Tuesday, May 26, 2015

How Long to Satellite Constellations Supporting 50 Mbps to 1.2 Gbps Per User?

If everything goes right, LeoSat could begin launching its new satellite constellation in December 2018, offering bandwidth to any single user site at speeds from 50 Mbps on the low end to a high of 1.2 Gbps. 

LeoSat, which plans to launch a new constellation of 80 or more low earth orbit satellites to provide high-throughput Internet access covering every square inch of the earth, thinks its wholesale business model and high bandwidth makes it a potential partner for virtually every other satellite capacity supplier or retailer, aside from the core markets it has identified.

For starters, LeoSat is focusing exclusively on wholesale capacity for business customers, not the consumer business and not business segment retail.

“We wouldn’t compete with anybody in the current milieu,” says Fotheringham. “Our lowest service tier begins where traditional satellite ends.”

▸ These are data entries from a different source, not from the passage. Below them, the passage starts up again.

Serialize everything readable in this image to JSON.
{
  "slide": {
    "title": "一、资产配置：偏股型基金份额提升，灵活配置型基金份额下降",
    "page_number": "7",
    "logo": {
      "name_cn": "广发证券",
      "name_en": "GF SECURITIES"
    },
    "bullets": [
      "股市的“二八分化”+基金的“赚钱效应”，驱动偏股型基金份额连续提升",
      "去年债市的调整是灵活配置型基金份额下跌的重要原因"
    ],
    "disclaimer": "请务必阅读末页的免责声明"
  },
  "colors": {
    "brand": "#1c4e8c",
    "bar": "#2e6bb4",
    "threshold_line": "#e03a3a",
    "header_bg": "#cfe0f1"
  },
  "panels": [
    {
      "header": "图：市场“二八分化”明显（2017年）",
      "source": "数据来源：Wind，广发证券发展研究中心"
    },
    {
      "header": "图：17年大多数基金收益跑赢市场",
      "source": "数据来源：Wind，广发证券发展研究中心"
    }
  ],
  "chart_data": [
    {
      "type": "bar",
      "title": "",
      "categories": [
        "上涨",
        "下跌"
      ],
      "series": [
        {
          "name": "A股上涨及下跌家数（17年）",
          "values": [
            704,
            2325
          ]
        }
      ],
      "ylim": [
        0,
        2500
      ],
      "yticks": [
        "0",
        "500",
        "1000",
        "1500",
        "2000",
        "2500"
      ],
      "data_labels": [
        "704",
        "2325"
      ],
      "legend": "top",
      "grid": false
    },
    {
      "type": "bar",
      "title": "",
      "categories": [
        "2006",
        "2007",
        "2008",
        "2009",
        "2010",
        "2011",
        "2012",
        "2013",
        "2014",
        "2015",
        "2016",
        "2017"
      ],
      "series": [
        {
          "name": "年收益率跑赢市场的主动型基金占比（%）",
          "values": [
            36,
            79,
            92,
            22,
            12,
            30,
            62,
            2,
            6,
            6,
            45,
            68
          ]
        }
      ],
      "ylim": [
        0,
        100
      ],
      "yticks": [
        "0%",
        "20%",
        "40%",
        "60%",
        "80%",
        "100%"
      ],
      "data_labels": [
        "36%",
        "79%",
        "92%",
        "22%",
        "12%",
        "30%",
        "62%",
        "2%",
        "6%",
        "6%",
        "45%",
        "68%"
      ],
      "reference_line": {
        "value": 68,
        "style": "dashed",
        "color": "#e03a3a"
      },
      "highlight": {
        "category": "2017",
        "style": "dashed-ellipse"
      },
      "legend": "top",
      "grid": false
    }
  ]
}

The lowest tier of service offers 50 Mbps to 100 Mbps of Internet connectivity. The middle range offers 100 Mbps to 500 Mbps while the top tier supports 500 Mbps up to 1.2 Gbps.

“We do what they cannot,” Fotheringham says of the comparison with legacy satellite services. So he believes LeoSat will have “many chances to align with incumbents who are delivery partners.”

Strictly focused on business-to-business customers, LeoSat’s primary focus will be delivering “ industrial-grade communications to major organizations,” both commercial and government, says Fotheringham.

At the same time, by using a mesh network, LeoSat will avoid a key stranded assets problem that has plagued most prior constellations using the low earth orbit.